Most Hospitalized COVID-19 Patients in New Jersey Admitted for Non-COVID Reasons: Officials

Published: 1/10/2022, 5:15:32 PM EST
Most Hospitalized COVID-19 Patients in New Jersey Admitted for Non-COVID Reasons: Officials
Paramedics prepare an ambulance at Hudson Regional Hospital in Secaucus, N.J., on Dec. 11, 2020. (Kena Betancur/AFP via Getty Images)

The bulk of people hospitalized with COVID-19 in New Jersey were actually admitted for a reason other than COVID-19, officials said Monday.

Of the 6,075 people with COVID-19 and hospitalized in the state, just 2,963 were admitted for COVID-19, New Jersey Health Commissioner Judith Persichilli said during a briefing.

"We have a fair number of what I've started to call COVID incidental, or incidental COVID, meaning you went in because you broke your leg but everyone's getting tested and it turns out you've got COVID, you didn't even know it," Gov. Phil Murphy, a Democrat, said. "My wife didn't know it and still she's not back in the in the game but never had any symptoms, so there is a significant amount of that."

States have during the COVID-19 pandemic largely neglected to distinguish hospitalizations for COVID-19 versus incidental COVID-19.

However, after large numbers of vaccinated people began testing positive, with some requiring hospital care, due to the emergence of the Omicron variant of the CCP (Chinese Communist Party) virus, a growing number of officials have begun making clear that not all COVID-19 hospitalizations are the same.
New York state for the first time reported last week hospitalizations with COVID-19 versus those for COVID-19. Almost half of the hospitalizations listed as COVID-19 were incidental, state officials revealed.

Massachusetts is among the other states planning to make the data public soon.

Centers for Disease Control and Prevention Director Dr. Rochelle Walensky said Sunday that some hospitals that her agency has spoken to have up to four in 10 COVID-19 patients who are being admitted for other reasons. She did not know how many of the deaths attributed to COVID-19 in the nation were due to other reasons, and the agency has not responded to a request for that information.

In New Jersey, nearly one in three hospitalized are designated as fully vaccinated, or having received their second dose of the Moderna or Pfizer vaccine, or the single-shot Johnson & Johnson jab, at least two weeks prior to admission. That percentage is much higher than earlier in the pandemic.

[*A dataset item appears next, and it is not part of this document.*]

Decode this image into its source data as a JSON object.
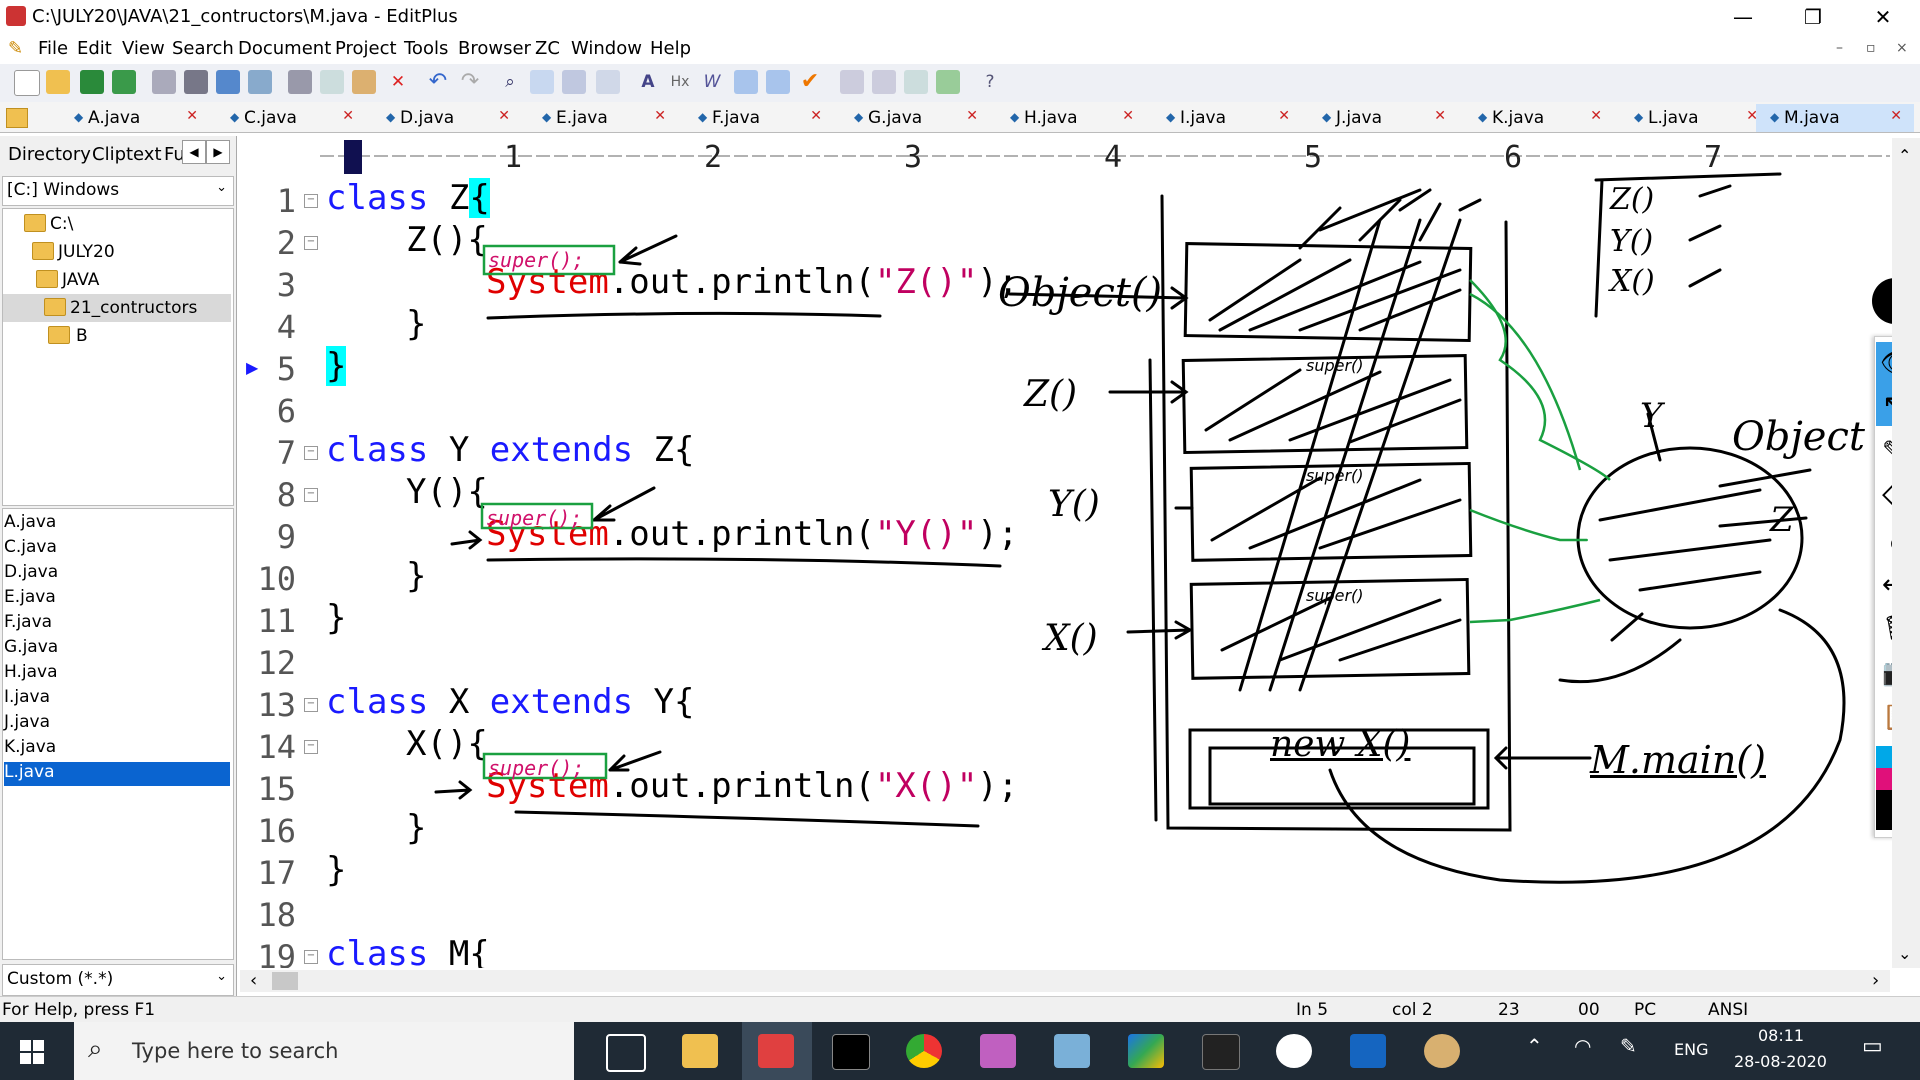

Out of 82 pediatric patients, just 27 are in hospitals with a principal diagnosis of COVID-19, Persichilli said. Many of the youth are unvaccinated, she said.

The split between with or because of COVID-19 isn't entirely clear-cut, New Jersey's top health official stressed.

"Half of them have a principal, what they call the principal diagnosis, so the main reason for being admitted. The other half, on the other hand, are testing positive for COVID and COVID then becomes a contributing or comorbid condition that could or could not worsen their principal diagnosis, their principal reason for being admitted," she said.

"So you can't really parse it out totally, half and half. If you're admitted to the hospital with cardiovascular problems and you're COVID- positive, that may be adding to the problems that you have. So it's not as clean-cut as half and half."

Murphy and Persichilli encouraged people to get a COVID-19 vaccine and, if they already have, to get a booster, as data increasingly show the primary regimen provides little to no protection against CCP virus infection and reduced protection against severe disease.